Staff photo Kris Snibbe/Harvard News Office

‘Speed limit’ found on rate of evolution

Genomes of various organisms lose stability with more than 6 mutations per generation

October 4, 2007

By Grace Tiao
FAS Communications

Harvard University scientists have identified a virtual “speed limit” on the rate of molecular evolution in organisms, and the magic number appears to be six mutations per genome per generation — a rate of change beyond which species run the strong risk of extinction as their genomes lose stability.

By modeling the stability of proteins required for an organism’s survival, Eugene Shakhnovich and his colleagues have discovered this essential thermodynamic limit on a species’ rate of evolution.
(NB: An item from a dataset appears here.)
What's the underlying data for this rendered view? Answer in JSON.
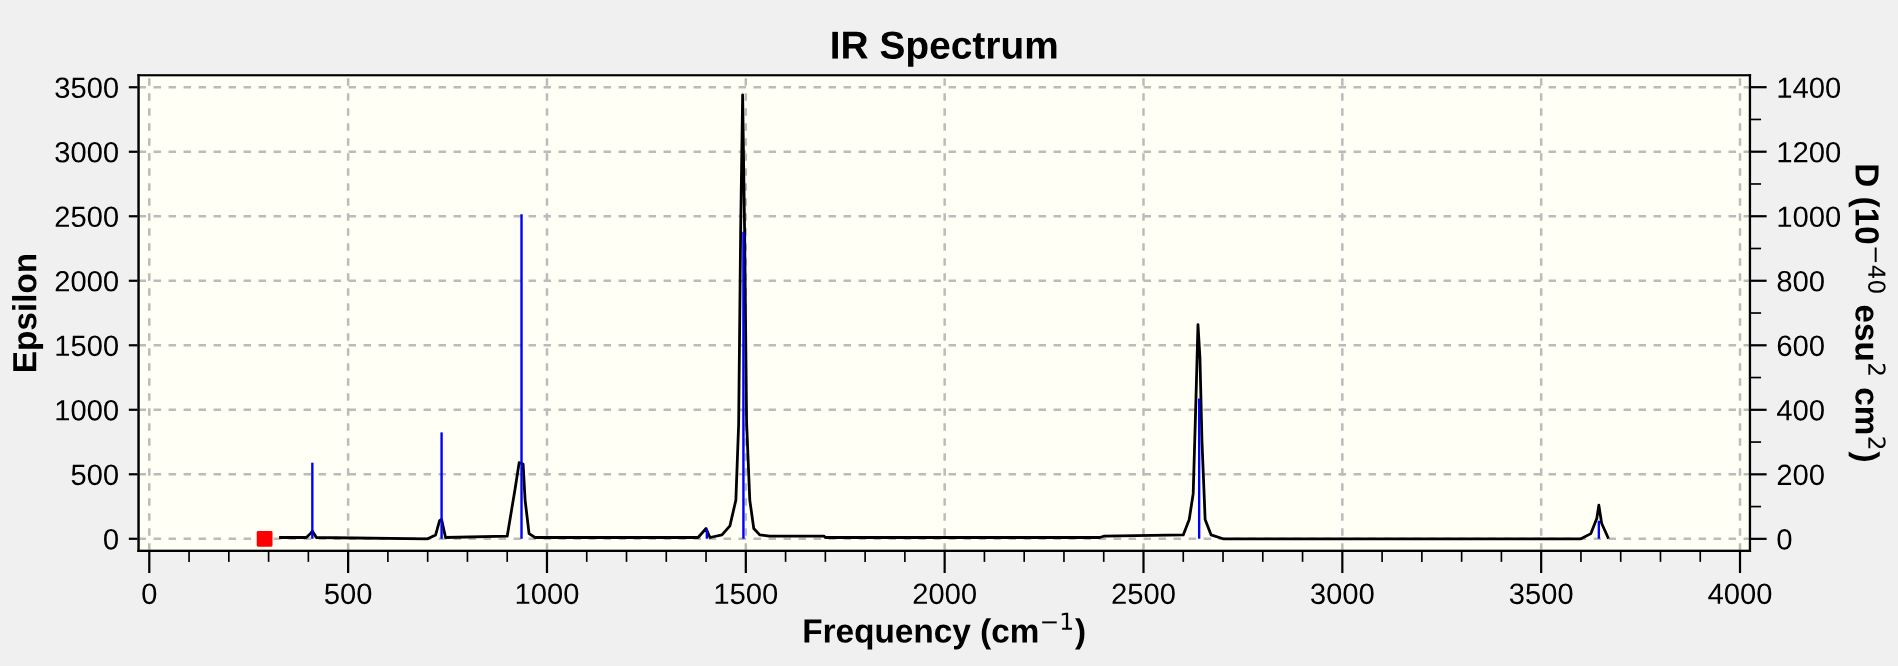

Their discovery, published this week in the Proceedings of the National Academy of Sciences, draws a crucial connection between the physical properties of genetic material and the survival fitness of an entire organism.

“While mathematical genetics research has brought about some remarkable discoveries over the years, these approaches always failed to connect the dots between the reproductive fitness of organisms and the molecular properties of the proteins encoded by their genomes,” says Shakhnovich, professor of chemistry and chemical biology in Harvard’s Faculty of Arts and Sciences. “We’ve made an important step toward finally bridging the gap between macroscopic and microscopic biology.”